The defendants, Mr and Mrs Johnston, engaged the claimant contractor, Pierce Design International Limited, to carry out construction works at the property. The contract incorporated the JCT Standard Form of Building Contract (With Contractor’s Design), 1998 edition.

During the contract the defendants failed to make interim payments to the claimant in accordance with clause 30.3.3 of the contract. The unpaid sums totalled £93,460.33 plus interest.

The works were not completed by the contractual completion date and the defendants complained about defective and incomplete works. They served a notice of default, pursuant to clause 27.2.1 of the JCT conditions, notifying the claimant that it was not proceeding regularly and diligently with the construction work. The defendants alleged that the default was not remedied and purported to determine the employment of the claimant. That determination was disputed.

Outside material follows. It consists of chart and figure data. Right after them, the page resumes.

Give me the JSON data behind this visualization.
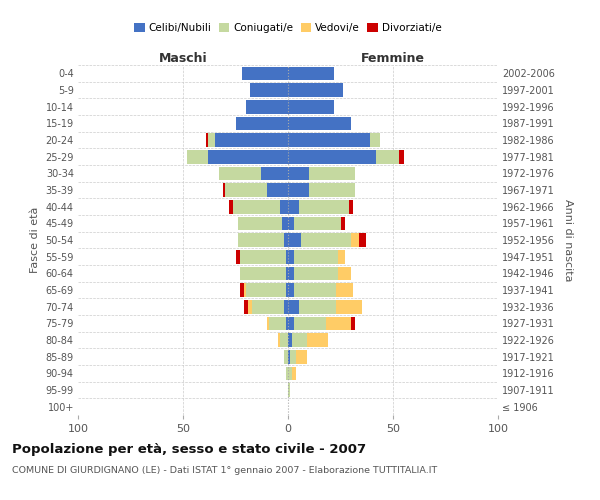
{
  "age_groups": [
    "100+",
    "95-99",
    "90-94",
    "85-89",
    "80-84",
    "75-79",
    "70-74",
    "65-69",
    "60-64",
    "55-59",
    "50-54",
    "45-49",
    "40-44",
    "35-39",
    "30-34",
    "25-29",
    "20-24",
    "15-19",
    "10-14",
    "5-9",
    "0-4"
  ],
  "birth_years": [
    "≤ 1906",
    "1907-1911",
    "1912-1916",
    "1917-1921",
    "1922-1926",
    "1927-1931",
    "1932-1936",
    "1937-1941",
    "1942-1946",
    "1947-1951",
    "1952-1956",
    "1957-1961",
    "1962-1966",
    "1967-1971",
    "1972-1976",
    "1977-1981",
    "1982-1986",
    "1987-1991",
    "1992-1996",
    "1997-2001",
    "2002-2006"
  ],
  "maschi": {
    "celibe": [
      0,
      0,
      0,
      0,
      0,
      1,
      2,
      1,
      1,
      1,
      2,
      3,
      4,
      10,
      13,
      38,
      35,
      25,
      20,
      18,
      22
    ],
    "coniugato": [
      0,
      0,
      1,
      2,
      4,
      8,
      15,
      19,
      22,
      22,
      22,
      21,
      22,
      20,
      20,
      10,
      3,
      0,
      0,
      0,
      0
    ],
    "vedovo": [
      0,
      0,
      0,
      0,
      1,
      1,
      2,
      1,
      0,
      0,
      0,
      0,
      0,
      0,
      0,
      0,
      0,
      0,
      0,
      0,
      0
    ],
    "divorziato": [
      0,
      0,
      0,
      0,
      0,
      0,
      2,
      2,
      0,
      2,
      0,
      0,
      2,
      1,
      0,
      0,
      1,
      0,
      0,
      0,
      0
    ]
  },
  "femmine": {
    "nubile": [
      0,
      0,
      0,
      1,
      2,
      3,
      5,
      3,
      3,
      3,
      6,
      3,
      5,
      10,
      10,
      42,
      39,
      30,
      22,
      26,
      22
    ],
    "coniugata": [
      0,
      1,
      2,
      3,
      7,
      15,
      18,
      20,
      21,
      21,
      24,
      22,
      24,
      22,
      22,
      11,
      5,
      0,
      0,
      0,
      0
    ],
    "vedova": [
      0,
      0,
      2,
      5,
      10,
      12,
      12,
      8,
      6,
      3,
      4,
      0,
      0,
      0,
      0,
      0,
      0,
      0,
      0,
      0,
      0
    ],
    "divorziata": [
      0,
      0,
      0,
      0,
      0,
      2,
      0,
      0,
      0,
      0,
      3,
      2,
      2,
      0,
      0,
      2,
      0,
      0,
      0,
      0,
      0
    ]
  },
  "color_celibe": "#4472C4",
  "color_coniugato": "#C5D9A0",
  "color_vedovo": "#FFCC66",
  "color_divorziato": "#CC0000",
  "xlim": 100,
  "title": "Popolazione per età, sesso e stato civile - 2007",
  "subtitle": "COMUNE DI GIURDIGNANO (LE) - Dati ISTAT 1° gennaio 2007 - Elaborazione TUTTITALIA.IT",
  "ylabel_left": "Fasce di età",
  "ylabel_right": "Anni di nascita",
  "xlabel_left": "Maschi",
  "xlabel_right": "Femmine",
  "bg_color": "#FFFFFF",
  "grid_color": "#CCCCCC",
  "legend_labels": [
    "Celibi/Nubili",
    "Coniugati/e",
    "Vedovi/e",
    "Divorziati/e"
  ]
}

Before the court, the claimant contended that clause 27.6.5.1 of the JCT contract, which allowed the employer not to pay a sum due despite the absence of a withholding notice, fell outside section 111 of the Construction Act and that the case of Melville Dundas Ltd (In Receivership) v George Wimpey UK Ltd (2007) should be limited to its facts. Even if the clause was in accordance with section 111, the proviso in it operated to prevent the defendants from resisting the claimant’s application for sums due under the contract on the basis that it had been “unreasonably not paid” as there had been no appropriate withholding notice.

Two issues arose:

a) Whether, on the facts of the case, clause 27.6.5.1 fell foul of Section 111 of the act, because it purported to allow sums to be withheld without the serving of a withholding notice; and

b) Whether, assuming clause 27.6.5.1 was in accordance with section 111, the proviso in clause 27.6.5.1 operated to prevent the defendants from resisting the claimant’s application for the sums due under the contract on that basis that those sums have been “unreasonably not paid” by the defendants.